À la tombée de la nuit tout sera effacé…
Di.11.8.2022
Sur le sable mouillé : « Gabriel et Anna ». / Un cœur précède Gabriel, un autre suit Anna. / Plus haut, face à la mer, un visage. / À la tombée de la nuit, tout sera effacé. / Confondu, comme l’eau dans l’eau.
Moments de vie : « L’effet Sandrine » chez mon fromager…
Ve.9.9.2022
Moments de vie.
Ce matin, aux Halles, devant l’étal de mon fromager et devant moi, étaient trois hommes d’un âge avancé – le mien ! – aux physiques disons entretenus. Ils ont commandé un nombre impressionnant de fromages de toute sorte. Le marchand étonné, mais le sourire commercial aux lèvres, s’est pour une fois lâché et, de paroles en paroles finement amenées, leur a fait dire qu’ils venaient de Marseille pour un week-end VTT, entre hommes, ont-ils insisté, dans le massif de la Clape. Entre hommes, tiens donc ! Comme mes amis, pensais-je, qui, tous les dimanches et très tôt, sortent ensemble sur leur « machines » pour finir leur parcours, vers midi, à la terrasse du bistrot du Cours de la République autour d’un verre de vin blanc ou de bière accompagné de chips et de tranches de saucissons… Finalement, on a grand tort de vertement critiquer Sandrine, pensais-je encore.

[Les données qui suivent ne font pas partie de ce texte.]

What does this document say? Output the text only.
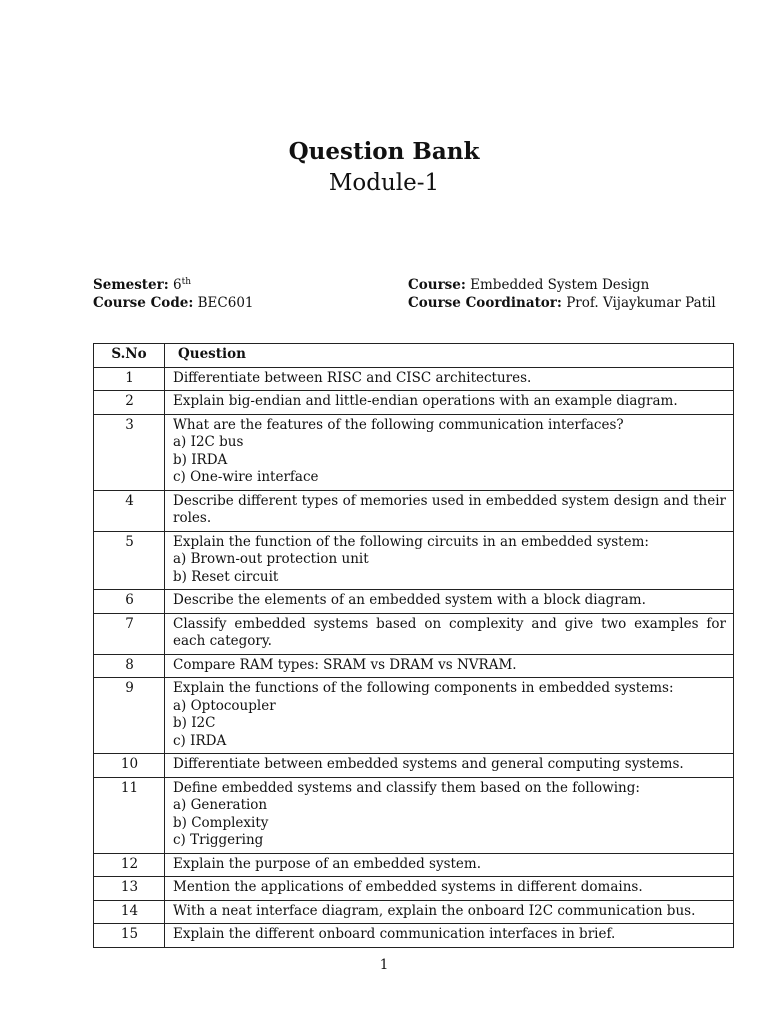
Question Bank
Module-1
Semester: 6th
Course Code: BEC601
Course: Embedded System Design
Course Coordinator: Prof. Vijaykumar Patil
S.No	Question
1	Differentiate between RISC and CISC architectures.
2	Explain big-endian and little-endian operations with an example diagram.
3	What are the features of the following communication interfaces?
a) I2C bus
b) IRDA
c) One-wire interface

4	Describe different types of memories used in embedded system design and their roles.
5	Explain the function of the following circuits in an embedded system:
a) Brown-out protection unit
b) Reset circuit

6	Describe the elements of an embedded system with a block diagram.
7	Classify embedded systems based on complexity and give two examples for each category.
8	Compare RAM types: SRAM vs DRAM vs NVRAM.
9	Explain the functions of the following components in embedded systems:
a) Optocoupler
b) I2C
c) IRDA

10	Differentiate between embedded systems and general computing systems.
11	Define embedded systems and classify them based on the following:
a) Generation
b) Complexity
c) Triggering

12	Explain the purpose of an embedded system.
13	Mention the applications of embedded systems in different domains.
14	With a neat interface diagram, explain the onboard I2C communication bus.
15	Explain the different onboard communication interfaces in brief.
1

Sans elle, et sa croisade anti-barbecue, je serais en effet resté prisonnier de ce halo genré qui m’empêche de voir toute la puissance symbolique de ce moyen sportif de locomotion, de son usage surtout. Aveuglement d’autant plus impardonnable que ces mêmes amis se retrouvent régulièrement autour d’un barbecue pour préparer et organiser leurs prochaines virées… J’en étais là, en pensées et compagnie philosophico-politique de Sandrine, quand mon tour d’être servi fut venu. « Bonjour ! Nous serons quatre pour une sortie en mer samedi. — Entre hommes pour une pêche au gros ? » s’est exclamé mon fromager…
Il faut aussi que toutes ces attentes cessent, pour n’en garder qu’une…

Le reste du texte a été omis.